Nacido con el viejo nombre de “insider” (“insai” para nuestros mayores) el puesto del número 10 es un puesto icónico en el fútbol al menos desde que la poblada línea de ataque de cinco integrantes se reconfiguró en dos líneas de tres jugadores. Desde ese momento, los nombres en inglés dieron paso a los números, que pasaron a representar una función.

En las nuevas nomenclaturas de ese fútbol nacido en los sesenta, el jugador que lleva en su espalda el número 10 tuvo asignada una tarea fundamental: organizar el juego de ataque del equipo; una tarea que podía ser compartida con el 8. Antes de Maradona, quizás el mejor en ese aspecto fue Ricardo Enrique Bochini.

Pero además de esa función, al 10 se le exigían algunos atributos o destrezas: debía tener magia y fantasía al límite de lo artístico o acrobático, (mi abuelo anotaría: Walter Gómez o Sívori) debía tener una buena pegada de media y larga distancia, y para patear tiros libres o “pelotas paradas” (Menotti, Alonso).

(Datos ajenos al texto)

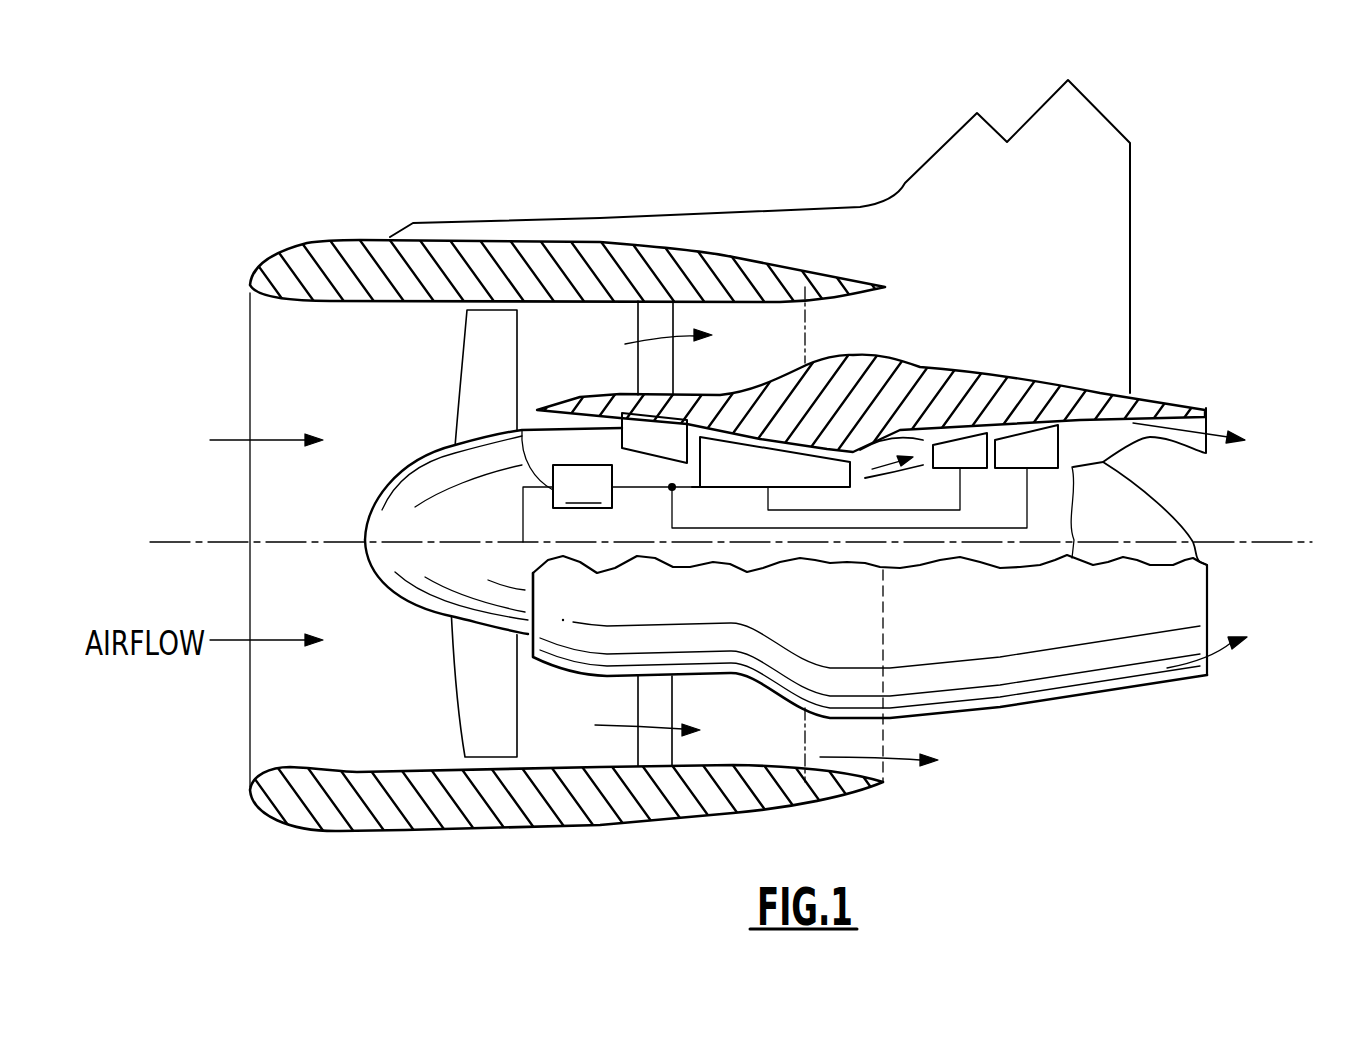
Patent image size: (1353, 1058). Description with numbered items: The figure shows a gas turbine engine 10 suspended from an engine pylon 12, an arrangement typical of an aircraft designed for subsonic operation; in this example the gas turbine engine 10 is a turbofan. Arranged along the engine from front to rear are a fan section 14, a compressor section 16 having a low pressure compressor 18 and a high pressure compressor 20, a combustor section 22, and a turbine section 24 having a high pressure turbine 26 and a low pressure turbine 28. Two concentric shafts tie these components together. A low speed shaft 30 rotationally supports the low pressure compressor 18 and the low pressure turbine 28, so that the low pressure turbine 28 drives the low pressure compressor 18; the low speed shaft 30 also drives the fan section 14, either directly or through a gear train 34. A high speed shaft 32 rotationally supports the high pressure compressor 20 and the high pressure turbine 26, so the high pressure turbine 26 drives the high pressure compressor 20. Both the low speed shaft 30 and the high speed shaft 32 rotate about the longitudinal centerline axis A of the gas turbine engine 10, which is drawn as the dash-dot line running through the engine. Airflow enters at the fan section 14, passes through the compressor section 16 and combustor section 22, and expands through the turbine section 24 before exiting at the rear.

The gas turbine engine 10 is at (288, 198).
The engine pylon 12 is at (1073, 145).
The fan section 14 is at (458, 710).
The compressor section 16 is at (607, 600).
The low pressure compressor 18 is at (653, 455).
The high pressure compressor 20 is at (752, 470).
The combustor section 22 is at (907, 480).
The turbine section 24 is at (958, 624).
The high pressure turbine 26 is at (977, 470).
The low pressure turbine 28 is at (1043, 470).
The low speed shaft 30 is at (797, 530).
The high speed shaft 32 is at (878, 511).
The gear train 34 is at (611, 503).
The longitudinal centerline axis A is at (1292, 543).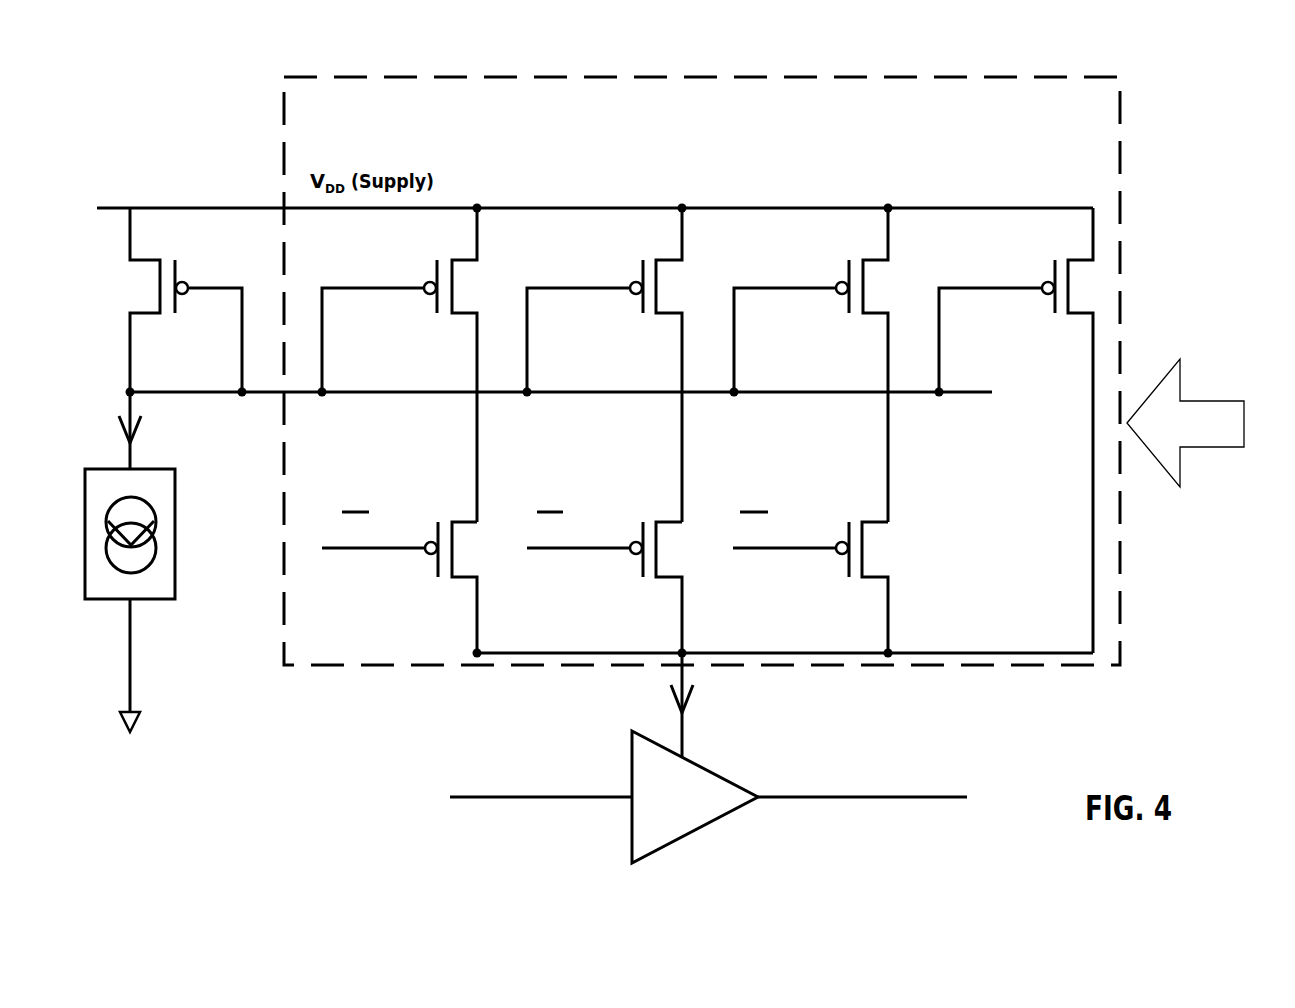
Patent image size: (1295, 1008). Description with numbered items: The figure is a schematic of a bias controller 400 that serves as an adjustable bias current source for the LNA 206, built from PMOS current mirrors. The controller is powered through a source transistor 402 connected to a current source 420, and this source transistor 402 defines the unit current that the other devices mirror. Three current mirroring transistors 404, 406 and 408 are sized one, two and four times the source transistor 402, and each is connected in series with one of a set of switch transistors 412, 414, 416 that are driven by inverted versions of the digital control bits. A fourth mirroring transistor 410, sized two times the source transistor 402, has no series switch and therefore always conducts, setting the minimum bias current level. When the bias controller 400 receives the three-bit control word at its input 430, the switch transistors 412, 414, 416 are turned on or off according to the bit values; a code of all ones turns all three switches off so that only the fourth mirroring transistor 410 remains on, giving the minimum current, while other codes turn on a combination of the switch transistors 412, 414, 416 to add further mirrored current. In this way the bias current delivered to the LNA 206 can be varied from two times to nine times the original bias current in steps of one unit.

The bias controller 400 is at (1042, 134).
The source transistor 402 is at (101, 299).
The current mirroring transistor 404 is at (493, 295).
The current mirroring transistor 406 is at (700, 290).
The current mirroring transistor 408 is at (903, 290).
The fourth mirroring transistor 410 is at (1108, 270).
The switch transistor 412 is at (891, 552).
The switch transistor 414 is at (689, 552).
The switch transistor 416 is at (487, 552).
The current source 420 is at (147, 600).
The three-bit input c 2:0 430 is at (1215, 437).
The LNA 206 is at (707, 828).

Lo que hizo Diego con su puesto y con una manera de jugar al fútbol (al que le asignaremos características de disciplina artística) es que logró llenar todos los casilleros de lo que debía hacer un 10, con el máximo de calidad y rendimiento en cada uno de ellos. Su capacidad técnica le permitió sumar a aquellos atributos del puesto, cosas que ningún 10 anterior hacía, como velocidad, desborde, gran poder de gol (con números propios de un delantero), etc. Por otro lado su personalidad lo convirtió en líder en todos los equipos que integró, algo que en la vieja época era propia de los marcadores centrales o los centrojás. ¡Y la personalidad también es parte de la constitución subjetiva del artista, qué duda cabe!

Creo que la misma evolución del deporte ha hecho que el puesto que Diego encarnó, no exista más. Todo lo que él conjugó, se disolverá en varios jugadores. Alguno tendrá algo de su pegada, otros algo de su habilidad, pero ninguno todo eso junto y en esas dosis.

Pero entonces ¿una actividad artística llega a su límite expresivo por acumulación y saturación de características? ¿cuando ya dio todo? ¿o cuando un individuo logra desarrollar su expresión con todos los yeites que componen a ese género? Ninguna de esas cosas por sí solas. No es que esa actividad se agota en el sentido de que “pierde vida”; sigue viviendo pero en los formatos anteriores. Con el techo que esos máximos exponentes le han fijado, cualquier cosa que se haga en esa dirección y relacionada con esa expresión, será otra variable o directamente otra cosa, pero no una versión superior de lo hecho por ellos. Así, esos exponentes seguirán reinando hasta que sean reemplazados o quedarán como reyes eternos si es que la actividad o el género se extinguen, como ocurrió con la poesía gauchesca y de alguna manera con el 10 concebido como ejecutante de una disciplina artística (algo a lo que de por sí sólo algunos pocos jugadores de fútbol pueden acceder).

En la literatura, la música y el fútbol argentinos hubo muchos grandes exponentes. Algunos marcaron una época en su actividad. Creo que Hernández, Piazzolla y Maradona no sólo se destacaron en las suyas, sino que también lograron llevar técnicamente su profesión y su arte al máximo nivel, y lograron además --y ahí radica una de sus máximos logros--, sintetizar individualmente todo lo que las disciplinas fueron construyendo históricamente, para poner un límite a su crecimiento y redefinir las pautas con las que se regía la actividad, dejando para los continuadores una vara imposible de emular, pero también un piso elevado para inaugurar una nueva era, un trabajo realizado, una síntesis para desplegar lo nuevo.

Pero eso ya no depende de ellos, sino de las condiciones históricas y la capacidad de las generaciones que los sucedan para procesar sus enseñanzas, liderazgo e influencia.